The Tech Elite Are Moving Left - What I am reading 4/2/2016

Week 2 begins at the new job, and it's a new week in the world of news - let's see what we find:

Wired - Flaws in Samsung’s ‘Smart’ Home Let Hackers Unlock Doors and Set Off Fire Alarms -
The security research community has been loudly warning for years that the so-called Internet of Things—and particularly networked home appliances—would introduce a deluge of new hackable vulnerabilities into everyday objects. Now one group of researchers at the University of Michigan and Microsoft have published what they call the first in-depth security analysis of one such “smart home” platform that allows anyone to control their home appliances from light bulbs to locks with a PC or smartphone.

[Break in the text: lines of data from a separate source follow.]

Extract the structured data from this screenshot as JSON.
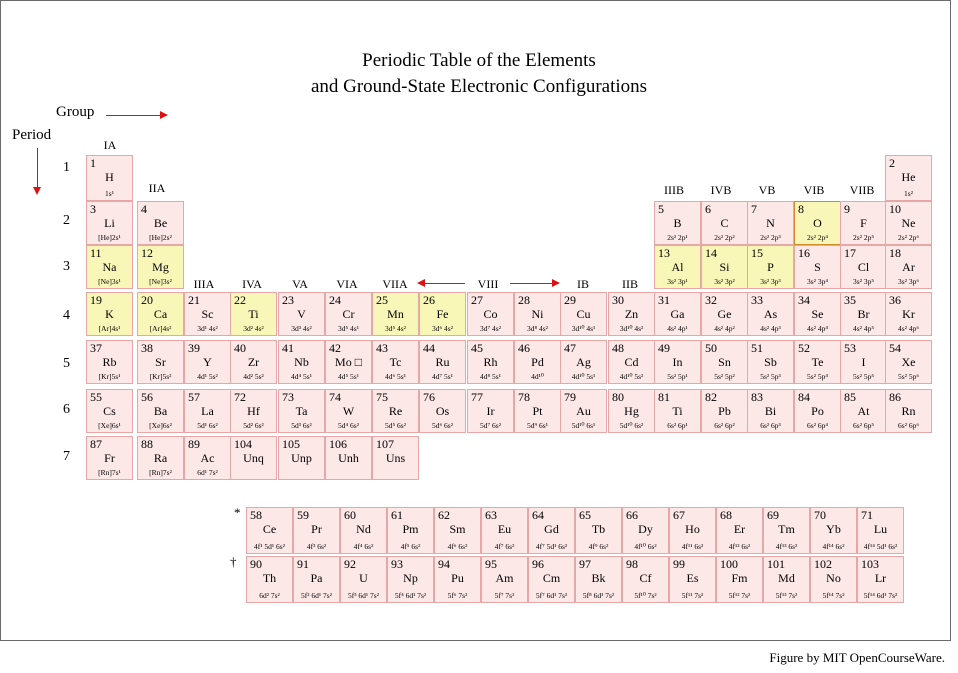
{
  "title_line1": "Periodic Table of the Elements",
  "title_line2": "and Ground-State Electronic Configurations",
  "group_label": "Group",
  "period_label": "Period",
  "credit": "Figure by MIT OpenCourseWare.",
  "periods": [
    "1",
    "2",
    "3",
    "4",
    "5",
    "6",
    "7"
  ],
  "groups": {
    "g1": "IA",
    "g2": "IIA",
    "g3": "IIIA",
    "g4": "IVA",
    "g5": "VA",
    "g6": "VIA",
    "g7": "VIIA",
    "g8": "VIII",
    "g9": "IB",
    "g10": "IIB",
    "g13": "IIIB",
    "g14": "IVB",
    "g15": "VB",
    "g16": "VIB",
    "g17": "VIIB"
  },
  "markers": {
    "star": "*",
    "dagger": "†"
  },
  "elements": [
    {
      "n": "1",
      "s": "H",
      "c": "1s¹",
      "row": 1,
      "col": 1
    },
    {
      "n": "2",
      "s": "He",
      "c": "1s²",
      "row": 1,
      "col": 18
    },
    {
      "n": "3",
      "s": "Li",
      "c": "[He]2s¹",
      "row": 2,
      "col": 1
    },
    {
      "n": "4",
      "s": "Be",
      "c": "[He]2s²",
      "row": 2,
      "col": 2
    },
    {
      "n": "5",
      "s": "B",
      "c": "2s² 2p¹",
      "row": 2,
      "col": 13
    },
    {
      "n": "6",
      "s": "C",
      "c": "2s² 2p²",
      "row": 2,
      "col": 14
    },
    {
      "n": "7",
      "s": "N",
      "c": "2s² 2p³",
      "row": 2,
      "col": 15
    },
    {
      "n": "8",
      "s": "O",
      "c": "2s² 2p⁴",
      "row": 2,
      "col": 16,
      "hl": true,
      "sel": true
    },
    {
      "n": "9",
      "s": "F",
      "c": "2s² 2p⁵",
      "row": 2,
      "col": 17
    },
    {
      "n": "10",
      "s": "Ne",
      "c": "2s² 2p⁶",
      "row": 2,
      "col": 18
    },
    {
      "n": "11",
      "s": "Na",
      "c": "[Ne]3s¹",
      "row": 3,
      "col": 1,
      "hl": true
    },
    {
      "n": "12",
      "s": "Mg",
      "c": "[Ne]3s²",
      "row": 3,
      "col": 2,
      "hl": true
    },
    {
      "n": "13",
      "s": "Al",
      "c": "3s² 3p¹",
      "row": 3,
      "col": 13,
      "hl": true
    },
    {
      "n": "14",
      "s": "Si",
      "c": "3s² 3p²",
      "row": 3,
      "col": 14,
      "hl": true
    },
    {
      "n": "15",
      "s": "P",
      "c": "3s² 3p³",
      "row": 3,
      "col": 15,
      "hl": true
    },
    {
      "n": "16",
      "s": "S",
      "c": "3s² 3p⁴",
      "row": 3,
      "col": 16
    },
    {
      "n": "17",
      "s": "Cl",
      "c": "3s² 3p⁵",
      "row": 3,
      "col": 17
    },
    {
      "n": "18",
      "s": "Ar",
      "c": "3s² 3p⁶",
      "row": 3,
      "col": 18
    },
    {
      "n": "19",
      "s": "K",
      "c": "[Ar]4s¹",
      "row": 4,
      "col": 1,
      "hl": true
    },
    {
      "n": "20",
      "s": "Ca",
      "c": "[Ar]4s²",
      "row": 4,
      "col": 2,
      "hl": true
    },
    {
      "n": "21",
      "s": "Sc",
      "c": "3d¹ 4s²",
      "row": 4,
      "col": 3
    },
    {
      "n": "22",
      "s": "Ti",
      "c": "3d² 4s²",
      "row": 4,
      "col": 4,
      "hl": true
    },
    {
      "n": "23",
      "s": "V",
      "c": "3d³ 4s²",
      "row": 4,
      "col": 5
    },
    {
      "n": "24",
      "s": "Cr",
      "c": "3d⁵ 4s¹",
      "row": 4,
      "col": 6
    },
    {
      "n": "25",
      "s": "Mn",
      "c": "3d⁵ 4s²",
      "row": 4,
      "col": 7,
      "hl": true
    },
    {
      "n": "26",
      "s": "Fe",
      "c": "3d⁶ 4s²",
      "row": 4,
      "col": 8,
      "hl": true
    },
    {
      "n": "27",
      "s": "Co",
      "c": "3d⁷ 4s²",
      "row": 4,
      "col": 9
    },
    {
      "n": "28",
      "s": "Ni",
      "c": "3d⁸ 4s²",
      "row": 4,
      "col": 10
    },
    {
      "n": "29",
      "s": "Cu",
      "c": "3d¹⁰ 4s¹",
      "row": 4,
      "col": 11
    },
    {
      "n": "30",
      "s": "Zn",
      "c": "3d¹⁰ 4s²",
      "row": 4,
      "col": 12
    },
    {
      "n": "31",
      "s": "Ga",
      "c": "4s² 4p¹",
      "row": 4,
      "col": 13
    },
    {
      "n": "32",
      "s": "Ge",
      "c": "4s² 4p²",
      "row": 4,
      "col": 14
    },
    {
      "n": "33",
      "s": "As",
      "c": "4s² 4p³",
      "row": 4,
      "col": 15
    },
    {
      "n": "34",
      "s": "Se",
      "c": "4s² 4p⁴",
      "row": 4,
      "col": 16
    },
    {
      "n": "35",
      "s": "Br",
      "c": "4s² 4p⁵",
      "row": 4,
      "col": 17
    },
    {
      "n": "36",
      "s": "Kr",
      "c": "4s² 4p⁶",
      "row": 4,
      "col": 18
    },
    {
      "n": "37",
      "s": "Rb",
      "c": "[Kr]5s¹",
      "row": 5,
      "col": 1
    },
    {
      "n": "38",
      "s": "Sr",
      "c": "[Kr]5s²",
      "row": 5,
      "col": 2
    },
    {
      "n": "39",
      "s": "Y",
      "c": "4d¹ 5s²",
      "row": 5,
      "col": 3
    },
    {
      "n": "40",
      "s": "Zr",
      "c": "4d² 5s²",
      "row": 5,
      "col": 4
    },
    {
      "n": "41",
      "s": "Nb",
      "c": "4d⁴ 5s¹",
      "row": 5,
      "col": 5
    },
    {
      "n": "42",
      "s": "Mo □",
      "c": "4d⁵ 5s¹",
      "row": 5,
      "col": 6
    },
    {
      "n": "43",
      "s": "Tc",
      "c": "4d⁶ 5s¹",
      "row": 5,
      "col": 7
    },
    {
      "n": "44",
      "s": "Ru",
      "c": "4d⁷ 5s¹",
      "row": 5,
      "col": 8
    },
    {
      "n": "45",
      "s": "Rh",
      "c": "4d⁸ 5s¹",
      "row": 5,
      "col": 9
    },
    {
      "n": "46",
      "s": "Pd",
      "c": "4d¹⁰",
      "row": 5,
      "col": 10
    },
    {
      "n": "47",
      "s": "Ag",
      "c": "4d¹⁰ 5s¹",
      "row": 5,
      "col": 11
    },
    {
      "n": "48",
      "s": "Cd",
      "c": "4d¹⁰ 5s²",
      "row": 5,
      "col": 12
    },
    {
      "n": "49",
      "s": "In",
      "c": "5s² 5p¹",
      "row": 5,
      "col": 13
    },
    {
      "n": "50",
      "s": "Sn",
      "c": "5s² 5p²",
      "row": 5,
      "col": 14
    },
    {
      "n": "51",
      "s": "Sb",
      "c": "5s² 5p³",
      "row": 5,
      "col": 15
    },
    {
      "n": "52",
      "s": "Te",
      "c": "5s² 5p⁴",
      "row": 5,
      "col": 16
    },
    {
      "n": "53",
      "s": "I",
      "c": "5s² 5p⁵",
      "row": 5,
      "col": 17
    },
    {
      "n": "54",
      "s": "Xe",
      "c": "5s² 5p⁶",
      "row": 5,
      "col": 18
    },
    {
      "n": "55",
      "s": "Cs",
      "c": "[Xe]6s¹",
      "row": 6,
      "col": 1
    },
    {
      "n": "56",
      "s": "Ba",
      "c": "[Xe]6s²",
      "row": 6,
      "col": 2
    },
    {
      "n": "57",
      "s": "La",
      "c": "5d¹ 6s²",
      "row": 6,
      "col": 3
    },
    {
      "n": "72",
      "s": "Hf",
      "c": "5d² 6s²",
      "row": 6,
      "col": 4
    },
    {
      "n": "73",
      "s": "Ta",
      "c": "5d³ 6s²",
      "row": 6,
      "col": 5
    },
    {
      "n": "74",
      "s": "W",
      "c": "5d⁴ 6s²",
      "row": 6,
      "col": 6
    },
    {
      "n": "75",
      "s": "Re",
      "c": "5d⁵ 6s²",
      "row": 6,
      "col": 7
    },
    {
      "n": "76",
      "s": "Os",
      "c": "5d⁶ 6s²",
      "row": 6,
      "col": 8
    },
    {
      "n": "77",
      "s": "Ir",
      "c": "5d⁷ 6s²",
      "row": 6,
      "col": 9
    },
    {
      "n": "78",
      "s": "Pt",
      "c": "5d⁹ 6s¹",
      "row": 6,
      "col": 10
    },
    {
      "n": "79",
      "s": "Au",
      "c": "5d¹⁰ 6s¹",
      "row": 6,
      "col": 11
    },
    {
      "n": "80",
      "s": "Hg",
      "c": "5d¹⁰ 6s²",
      "row": 6,
      "col": 12
    },
    {
      "n": "81",
      "s": "Ti",
      "c": "6s² 6p¹",
      "row": 6,
      "col": 13
    },
    {
      "n": "82",
      "s": "Pb",
      "c": "6s² 6p²",
      "row": 6,
      "col": 14
    },
    {
      "n": "83",
      "s": "Bi",
      "c": "6s² 6p³",
      "row": 6,
      "col": 15
    },
    {
      "n": "84",
      "s": "Po",
      "c": "6s² 6p⁴",
      "row": 6,
      "col": 16
    },
    {
      "n": "85",
      "s": "At",
      "c": "6s² 6p⁵",
      "row": 6,
      "col": 17
    },
    {
      "n": "86",
      "s": "Rn",
      "c": "6s² 6p⁶",
      "row": 6,
      "col": 18
    },
    {
      "n": "87",
      "s": "Fr",
      "c": "[Rn]7s¹",
      "row": 7,
      "col": 1
    },
    {
      "n": "88",
      "s": "Ra",
      "c": "[Rn]7s²",
      "row": 7,
      "col": 2
    },
    {
      "n": "89",
      "s": "Ac",
      "c": "6d¹ 7s²",
      "row": 7,
      "col": 3
    },
    {
      "n": "104",
      "s": "Unq",
      "c": "",
      "row": 7,
      "col": 4
    },
    {
      "n": "105",
      "s": "Unp",
      "c": "",
      "row": 7,
      "col": 5
    },
    {
      "n": "106",
      "s": "Unh",
      "c": "",
      "row": 7,
      "col": 6
    },
    {
      "n": "107",
      "s": "Uns",
      "c": "",
      "row": 7,
      "col": 7
    }
  ],
  "lanthanides": [
    {
      "n": "58",
      "s": "Ce",
      "c": "4f¹ 5d¹ 6s²"
    },
    {
      "n": "59",
      "s": "Pr",
      "c": "4f³ 6s²"
    },
    {
      "n": "60",
      "s": "Nd",
      "c": "4f⁴ 6s²"
    },
    {
      "n": "61",
      "s": "Pm",
      "c": "4f⁵ 6s²"
    },
    {
      "n": "62",
      "s": "Sm",
      "c": "4f⁶ 6s²"
    },
    {
      "n": "63",
      "s": "Eu",
      "c": "4f⁷ 6s²"
    },
    {
      "n": "64",
      "s": "Gd",
      "c": "4f⁷ 5d¹ 6s²"
    },
    {
      "n": "65",
      "s": "Tb",
      "c": "4f⁹ 6s²"
    },
    {
      "n": "66",
      "s": "Dy",
      "c": "4f¹⁰ 6s²"
    },
    {
      "n": "67",
      "s": "Ho",
      "c": "4f¹¹ 6s²"
    },
    {
      "n": "68",
      "s": "Er",
      "c": "4f¹² 6s²"
    },
    {
      "n": "69",
      "s": "Tm",
      "c": "4f¹³ 6s²"
    },
    {
      "n": "70",
      "s": "Yb",
      "c": "4f¹⁴ 6s²"
    },
    {
      "n": "71",
      "s": "Lu",
      "c": "4f¹⁴ 5d¹ 6s²"
    }
  ],
  "actinides": [
    {
      "n": "90",
      "s": "Th",
      "c": "6d² 7s²"
    },
    {
      "n": "91",
      "s": "Pa",
      "c": "5f² 6d¹ 7s²"
    },
    {
      "n": "92",
      "s": "U",
      "c": "5f³ 6d¹ 7s²"
    },
    {
      "n": "93",
      "s": "Np",
      "c": "5f⁴ 6d¹ 7s²"
    },
    {
      "n": "94",
      "s": "Pu",
      "c": "5f⁶ 7s²"
    },
    {
      "n": "95",
      "s": "Am",
      "c": "5f⁷ 7s²"
    },
    {
      "n": "96",
      "s": "Cm",
      "c": "5f⁷ 6d¹ 7s²"
    },
    {
      "n": "97",
      "s": "Bk",
      "c": "5f⁸ 6d¹ 7s²"
    },
    {
      "n": "98",
      "s": "Cf",
      "c": "5f¹⁰ 7s²"
    },
    {
      "n": "99",
      "s": "Es",
      "c": "5f¹¹ 7s²"
    },
    {
      "n": "100",
      "s": "Fm",
      "c": "5f¹² 7s²"
    },
    {
      "n": "101",
      "s": "Md",
      "c": "5f¹³ 7s²"
    },
    {
      "n": "102",
      "s": "No",
      "c": "5f¹⁴ 7s²"
    },
    {
      "n": "103",
      "s": "Lr",
      "c": "5f¹⁴ 6d¹ 7s²"
    }
  ],
  "colors": {
    "cell_bg": "#fde8e8",
    "cell_border": "#e8a7a7",
    "highlight_bg": "#f9f7b8",
    "selected_border": "#d08a2a",
    "arrow": "#dd1111"
  }
}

They discovered they could pull off disturbing tricks over the internet, from triggering a smoke detector at will to planting a “backdoor” PIN code in a digital lock that offers silent access to your home, all of which they plan to present at the IEEE Symposium on Security and Privacy later this month.
The simple rule is if it is connected to the internet it can be hacked.  Plan your life accordingly.

Router Freak - Cisco ASA as DHCP Server with Multiple Internal LANs -

Not really anything anyone besides me cares about.  Well me and the good people at router freak, but these are the kind of thing I used to deal with.

Tech Crunch - The tech elite are moving left this election cycle -

This election cycle, the tech elite are almost exclusively backing liberals: Tesla’s Elon Musk donated to Hillary Clinton, Facebook’s Mark Zuckerberg gave handsomely to the San Francisco Democratic Party organization, and Microsoft’s Bill Gates gave to three Democratic congressmen.
...
I think the more likely explanation is that the nation’s new industrial titans are pro-government.

Google, Facebook, and most Internet titans are fueled by government projects: the Internet began in a defense department lab, public universities educate a skilled workforce and environmental policies benefit high tech green industries. The CEO of Uber, Travis Kalanick, is a fan of Obamacare, which helps his entrepreneurial drivers keep their health insurance as they transition between jobs.
In other words, the Democratic party is good for emerging industries and billionaires recognize it. Donald Trump is a candidate known to go after major figures in tech; a trend that may further the Democrats friendship with new industrial titans.

Perhaps more importantly, I’ve argued that the modern emerging workforce of Silicon Valley, urbanized professionals, and “gig economy” laborers all represent an entirely new political demographic redefining the Democratic party to be more about education, research and entrepreneurship, and less about regulations and labor unions. 


I am not sure why this is considered surprising.  Silicon Valley has always been overwhelmingly Democrat.  While there are some outlier donations to the GOP and the occassional crank who espouses Ayn Rand and Ron Paul as saviors of the American way of life I am 100% positive that the data would show that at least in my lifetime Democrats have dominated in that area.  Jeez just look at who their congressperson is.